If Americans wanted to pay this war over ten years, or fifty years, then the net impact would be much less (the same way a huge student loan is less burdensome over a thirty year period). And if sane government is ever restored, America will no doubt have to enter into some type of arrangement with its foreign financiers to pay off this absurd figure.

It is bewildering to think that in five years, America has spent $3 trillion on a war effort with nothing to show for it. It is impossible to imagine any politician announcing an initiative to spend $3 trillion on education, or health care, or national infrastructure without being mocked. And yet this sum has been spent, and continues to be spent, towards the occupation of a foreign country.

It used to be the case that if a government wanted to go to war, it had to tax the people. War, according to the Founder Thomas Paine, “is the art of conquering at home; the object of it is an increase of revenue; and as revenue cannot be increased without taxes, a pretense must be made for expenditure. In reviewing the history of the English Government, its wars and its taxes, a bystander, not blinded by prejudice nor warped by interest, would declare that taxes were not raised to carry on wars, but that wars were raised to carry on taxes.”

The Founder James Madison, who was also America’s fourth President, wrote, “Of all the enemies to public liberty war is, perhaps, the most to be dreaded because it comprises and develops the germ of every other. War is the parent of armies; from these proceed debts and taxes. And armies, and debts, and taxes are the known instruments for bringing the many under the domination of the few.”

He cautioned, “No nation could preserve its freedom in the midst of continual warfare.”

Today, with the invention of modern debt structures like the sub-prime mortgage and debt securitization, all sorts of things that used to require a cash payment can be paid for on credit. A mortgage, a car, even a foreign occupation — in principle, they can all be financed to hell and back. Politicians have turned into wizards and alchemists, capable of producing economic growth or a foreign war with the stroke of a pen. Something can be created from nothing. And because the people will not be taxed, at least directly, there will be less discontent with neverending warfare.

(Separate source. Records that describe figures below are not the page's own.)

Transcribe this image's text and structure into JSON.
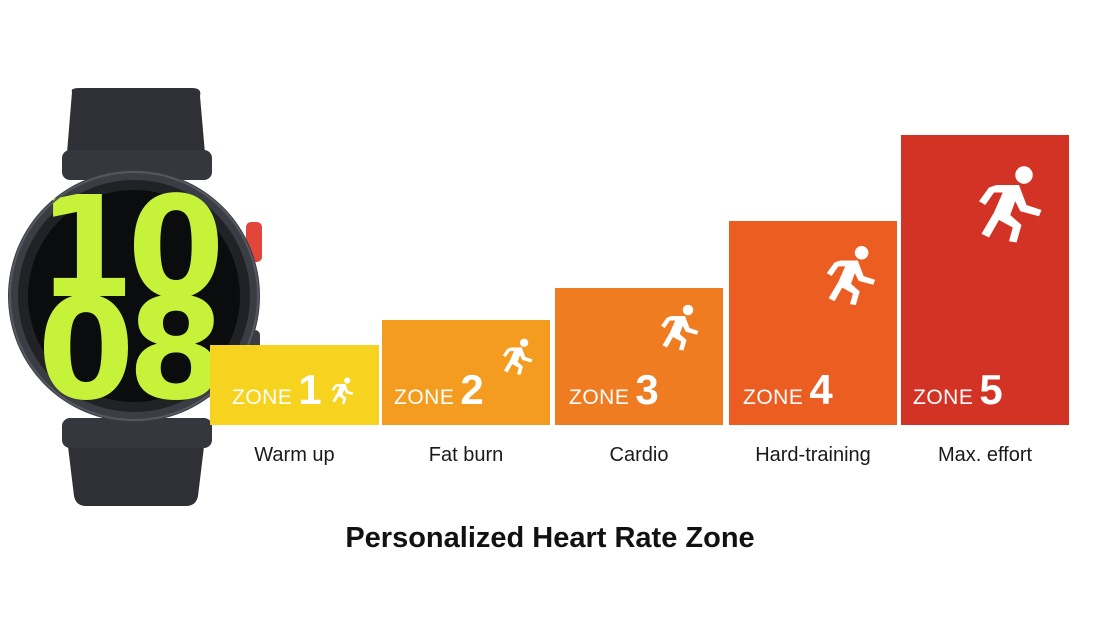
{
  "zones": [
    {
      "word": "ZONE",
      "number": "1",
      "name": "Warm up",
      "color": "#f5d31f",
      "level": 1
    },
    {
      "word": "ZONE",
      "number": "2",
      "name": "Fat burn",
      "color": "#f39c1f",
      "level": 2
    },
    {
      "word": "ZONE",
      "number": "3",
      "name": "Cardio",
      "color": "#f07c22",
      "level": 3
    },
    {
      "word": "ZONE",
      "number": "4",
      "name": "Hard-training",
      "color": "#ec5d22",
      "level": 4
    },
    {
      "word": "ZONE",
      "number": "5",
      "name": "Max. effort",
      "color": "#d33324",
      "level": 5
    }
  ],
  "title": "Personalized Heart Rate Zone",
  "watch": {
    "face_digits": [
      "1",
      "0",
      "0",
      "8"
    ],
    "face_color": "#c6f23a",
    "body_color": "#3a3d44",
    "button_color": "#e2463a",
    "icon": "smartwatch"
  },
  "icons": {
    "zone_icon": "running-person-icon"
  }
}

But as America is realizing with the crash of the housing market, the piper must be paid at some point. It turns out that in fact, something cannot be created from nothing. Prosperity must exist somewhere other than on paper, or it does not exist at all.

The fact that the American economy in the last few years was able to sustain a massive housing bubble while also expending trillions of dollars on a war effort says much about its resiliency. No other economy in the world could have done such a thing. There is so much power in American society, and yet it is directed towards nothing but waste. War, at heart, is a waste: a waste of natural resources, of production, of life. Over the last few years, so much money and energy has gone towards war.

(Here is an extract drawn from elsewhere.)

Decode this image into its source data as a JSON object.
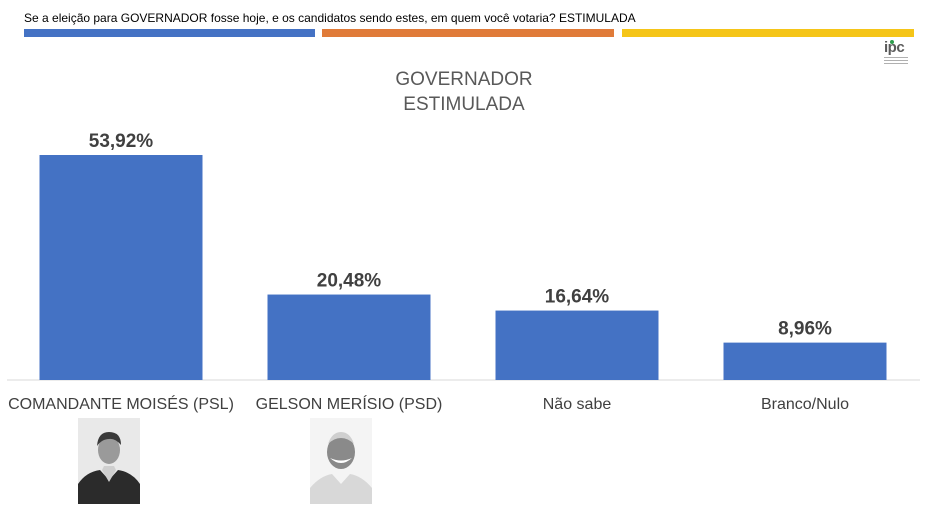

And nothing will change so long as politicians — any politician, no matter how outwardly noble — have access to such power. Today, Americans accept the idea that their president, on a whim, can launch a foreign war that proceeds without end for years. How far they have strayed from their republican roots! The consequence of complacency but also affluence. For it was war that provided America with control over its land and over the oil that powers its way of life. And so long as Americans remain blind to the connection between their way of life and the blood that is necessary to fuel it, they will continue to elect leaders who see nothing wrong with the use of force in otherwise ordinary circumstances.

Change is coming. Americans must see the storm ahead and realize that choices must be made. They must take control over their destinies, or their destiny will be made for them, by people who claim allegiance to America’s finest values but who are nothing but parasites of power. As the economy crumbles, as rights are restricted, as politicians become corrupted by their grandeur, the illusions of the present will give way to the realities of the future. In this environment, confronting the grave dangers ahead with a brave courage, lies the only hope for a renewed America based on genuine democratic principles.